Assuming some international consensus for repeal, though, Canada has a number of retail models to contemplate. Assuming a government monopoly, it could regulate the drug trade through government-owned outlets (“beer and liquor stores”). Assuming a regulated industry, it could exploit existing pharmaceutical emporiums (“drugstores”). Assuming a more free-market approach, it could use corner-store outlets (“smoke shops”). All these establishments sell lots of government-regulated drugs already – most of them, when you think about it, for medical purposes of one kind or another.

Canada would presumably delegate the manufacture and distribution of illicit drugs to big-brand drug companies – or (for marijuana) to supply management. Canada, after all, has practice with such things: It has marketed chicken and eggs as controlled substances since the 1970s. Provincially operated Cannabis Growers Marketing Boards would appear inevitable.

Ironically, drugs became a significant problem only when governments declared war on them. Although Richard Nixon cited drugs as “public enemy No. 1” when he declared war in 1971, the statistical evidence doesn’t support the pronouncement. The U.S. incarceration rate, now the highest in the world, was one-eighth the problem 40 years ago than it is now. From 1920 through 1970, the rate remained flat: with 0.1 per cent of Americans in prison at any one time. By 1980, the rate doubled: 0.2 per cent. By 1990, it doubled again: 0.5 per cent. By 2010, it reached a record high: 0.8 per cent. This exceeds two million people – roughly 25 per cent of whom are serving time for drugs.

The consequences of the war on drugs are appalling, from excruciating personal suffering to intractable national tragedy. It’s enough to note that the death toll in Mexico alone exceeded 15,000 last year, bringing the number of people killed in the past five years to nearly 40,000.

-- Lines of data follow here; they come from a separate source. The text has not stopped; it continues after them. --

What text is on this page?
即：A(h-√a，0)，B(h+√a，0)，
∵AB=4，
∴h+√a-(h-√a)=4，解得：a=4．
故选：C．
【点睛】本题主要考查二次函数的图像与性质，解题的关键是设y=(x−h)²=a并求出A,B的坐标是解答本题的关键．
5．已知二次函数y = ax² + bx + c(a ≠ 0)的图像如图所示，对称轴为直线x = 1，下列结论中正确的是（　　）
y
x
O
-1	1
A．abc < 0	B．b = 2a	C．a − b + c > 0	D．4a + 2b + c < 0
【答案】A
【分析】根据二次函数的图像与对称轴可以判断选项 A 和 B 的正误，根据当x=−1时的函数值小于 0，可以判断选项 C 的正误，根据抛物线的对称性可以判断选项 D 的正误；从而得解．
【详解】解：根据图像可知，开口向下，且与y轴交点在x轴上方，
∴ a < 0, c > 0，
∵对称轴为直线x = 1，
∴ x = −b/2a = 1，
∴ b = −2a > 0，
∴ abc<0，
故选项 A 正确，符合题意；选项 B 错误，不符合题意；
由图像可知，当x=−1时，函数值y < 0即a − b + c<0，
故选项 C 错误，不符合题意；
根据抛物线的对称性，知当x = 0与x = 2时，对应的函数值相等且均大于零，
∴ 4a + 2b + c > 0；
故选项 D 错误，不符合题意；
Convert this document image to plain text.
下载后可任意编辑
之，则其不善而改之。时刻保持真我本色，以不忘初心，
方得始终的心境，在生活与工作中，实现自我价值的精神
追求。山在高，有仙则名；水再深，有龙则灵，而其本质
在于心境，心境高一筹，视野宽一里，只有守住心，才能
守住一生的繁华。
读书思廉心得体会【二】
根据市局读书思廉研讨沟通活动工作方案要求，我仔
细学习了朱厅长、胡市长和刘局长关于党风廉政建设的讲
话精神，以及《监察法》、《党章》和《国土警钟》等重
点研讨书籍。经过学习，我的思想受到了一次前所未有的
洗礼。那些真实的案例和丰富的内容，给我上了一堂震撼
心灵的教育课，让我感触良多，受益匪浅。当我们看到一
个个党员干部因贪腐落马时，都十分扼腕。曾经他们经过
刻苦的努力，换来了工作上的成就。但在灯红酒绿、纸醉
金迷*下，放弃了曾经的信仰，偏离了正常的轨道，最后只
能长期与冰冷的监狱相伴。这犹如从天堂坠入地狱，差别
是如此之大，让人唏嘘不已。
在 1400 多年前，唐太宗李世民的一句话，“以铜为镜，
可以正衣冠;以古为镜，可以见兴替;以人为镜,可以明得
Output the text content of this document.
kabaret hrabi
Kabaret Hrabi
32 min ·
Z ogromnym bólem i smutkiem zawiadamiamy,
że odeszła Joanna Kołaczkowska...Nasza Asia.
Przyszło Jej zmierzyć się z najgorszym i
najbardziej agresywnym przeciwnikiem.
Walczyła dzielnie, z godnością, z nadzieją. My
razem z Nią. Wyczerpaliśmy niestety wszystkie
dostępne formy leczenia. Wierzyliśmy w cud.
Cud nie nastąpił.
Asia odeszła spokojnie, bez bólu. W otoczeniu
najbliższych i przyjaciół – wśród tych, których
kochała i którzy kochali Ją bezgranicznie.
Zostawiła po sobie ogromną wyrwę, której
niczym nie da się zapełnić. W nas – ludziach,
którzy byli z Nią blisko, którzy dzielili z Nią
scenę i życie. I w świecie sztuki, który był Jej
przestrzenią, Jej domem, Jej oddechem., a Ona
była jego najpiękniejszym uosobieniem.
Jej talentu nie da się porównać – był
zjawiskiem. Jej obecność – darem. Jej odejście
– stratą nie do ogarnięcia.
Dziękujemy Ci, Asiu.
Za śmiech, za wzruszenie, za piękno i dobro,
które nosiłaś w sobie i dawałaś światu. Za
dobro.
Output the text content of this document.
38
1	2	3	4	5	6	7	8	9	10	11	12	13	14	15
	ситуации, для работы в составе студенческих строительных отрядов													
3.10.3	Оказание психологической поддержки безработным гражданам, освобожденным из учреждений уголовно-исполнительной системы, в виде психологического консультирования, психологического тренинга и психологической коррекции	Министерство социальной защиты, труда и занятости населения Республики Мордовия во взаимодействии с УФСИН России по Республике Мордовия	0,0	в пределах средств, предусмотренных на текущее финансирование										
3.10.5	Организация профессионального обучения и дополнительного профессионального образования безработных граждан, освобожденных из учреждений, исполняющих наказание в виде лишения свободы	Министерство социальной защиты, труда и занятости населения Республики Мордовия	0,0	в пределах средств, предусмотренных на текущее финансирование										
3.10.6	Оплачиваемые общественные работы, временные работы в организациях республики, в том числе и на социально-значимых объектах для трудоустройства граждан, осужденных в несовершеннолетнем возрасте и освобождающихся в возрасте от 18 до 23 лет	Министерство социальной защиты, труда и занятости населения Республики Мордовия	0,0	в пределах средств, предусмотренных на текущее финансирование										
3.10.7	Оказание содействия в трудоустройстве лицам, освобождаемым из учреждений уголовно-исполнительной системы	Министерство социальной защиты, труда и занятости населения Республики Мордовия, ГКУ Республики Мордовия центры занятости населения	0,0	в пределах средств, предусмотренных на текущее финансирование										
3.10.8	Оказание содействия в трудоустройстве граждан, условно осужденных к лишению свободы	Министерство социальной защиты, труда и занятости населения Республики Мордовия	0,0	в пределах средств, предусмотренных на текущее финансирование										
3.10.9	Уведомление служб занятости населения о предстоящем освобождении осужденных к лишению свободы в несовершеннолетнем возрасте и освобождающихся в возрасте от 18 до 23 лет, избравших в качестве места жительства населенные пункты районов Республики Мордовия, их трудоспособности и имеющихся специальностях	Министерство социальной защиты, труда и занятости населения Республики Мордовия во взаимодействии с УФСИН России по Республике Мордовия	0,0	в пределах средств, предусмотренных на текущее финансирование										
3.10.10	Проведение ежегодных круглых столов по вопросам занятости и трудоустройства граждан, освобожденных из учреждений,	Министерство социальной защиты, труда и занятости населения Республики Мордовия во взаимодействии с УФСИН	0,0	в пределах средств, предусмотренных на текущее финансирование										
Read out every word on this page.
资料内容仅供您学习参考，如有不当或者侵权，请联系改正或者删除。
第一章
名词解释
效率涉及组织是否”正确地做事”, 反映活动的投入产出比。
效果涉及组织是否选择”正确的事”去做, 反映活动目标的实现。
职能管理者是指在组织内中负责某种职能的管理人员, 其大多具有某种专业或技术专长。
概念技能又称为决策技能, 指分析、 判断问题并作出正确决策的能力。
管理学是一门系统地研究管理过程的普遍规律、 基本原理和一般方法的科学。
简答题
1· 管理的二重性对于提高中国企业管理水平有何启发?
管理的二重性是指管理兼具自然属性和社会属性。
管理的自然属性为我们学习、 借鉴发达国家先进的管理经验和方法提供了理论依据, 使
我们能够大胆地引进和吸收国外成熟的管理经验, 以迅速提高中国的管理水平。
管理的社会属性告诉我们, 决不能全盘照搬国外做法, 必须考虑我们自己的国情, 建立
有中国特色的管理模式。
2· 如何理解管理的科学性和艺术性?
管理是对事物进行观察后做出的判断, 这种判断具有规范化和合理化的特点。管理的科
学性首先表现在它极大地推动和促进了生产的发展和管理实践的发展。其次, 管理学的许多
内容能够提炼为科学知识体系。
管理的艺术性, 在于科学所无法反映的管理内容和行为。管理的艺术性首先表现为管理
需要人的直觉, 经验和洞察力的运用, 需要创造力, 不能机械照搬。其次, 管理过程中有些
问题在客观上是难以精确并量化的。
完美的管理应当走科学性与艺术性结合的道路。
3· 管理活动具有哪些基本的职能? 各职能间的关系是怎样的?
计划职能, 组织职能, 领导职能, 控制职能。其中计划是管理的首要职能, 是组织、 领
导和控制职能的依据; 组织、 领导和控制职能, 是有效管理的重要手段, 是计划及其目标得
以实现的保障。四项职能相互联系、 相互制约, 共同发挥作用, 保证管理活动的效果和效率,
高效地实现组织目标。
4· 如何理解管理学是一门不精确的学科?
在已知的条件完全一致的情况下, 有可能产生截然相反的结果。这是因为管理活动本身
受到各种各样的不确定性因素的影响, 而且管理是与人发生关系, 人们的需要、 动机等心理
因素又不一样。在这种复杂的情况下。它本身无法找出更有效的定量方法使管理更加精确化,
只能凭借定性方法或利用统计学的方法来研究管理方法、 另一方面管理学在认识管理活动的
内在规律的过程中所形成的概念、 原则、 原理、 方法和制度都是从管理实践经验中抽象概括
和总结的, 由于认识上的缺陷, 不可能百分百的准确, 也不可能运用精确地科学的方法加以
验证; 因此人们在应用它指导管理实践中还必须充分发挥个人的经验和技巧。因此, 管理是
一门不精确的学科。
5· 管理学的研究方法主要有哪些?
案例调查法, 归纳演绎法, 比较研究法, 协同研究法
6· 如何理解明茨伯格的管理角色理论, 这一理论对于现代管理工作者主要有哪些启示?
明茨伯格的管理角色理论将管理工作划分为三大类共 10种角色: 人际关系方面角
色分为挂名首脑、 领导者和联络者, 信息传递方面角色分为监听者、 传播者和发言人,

Some Canadians sneer at U.S. drug policy, and there’s much in it to justify the response. Yet, the Washington-based Justice Policy Institute reported in April that more Canadians (17 per cent of the population) consume marijuana than Americans (12 per cent), and almost as many Canadians (2.3 per cent) consume cocaine as Americans (2.8 per cent). But the issue isn’t drugs; the issue is war and peace.

Harvard economist Jeffrey Miron, incidentally, says legalizing drugs would save the United States $44-billion a year in law-enforcement costs and generate another $42-billion in tax revenue – finally, after the longest war in American history, a peace dividend that could buy a lot of help for a lot of troubled people.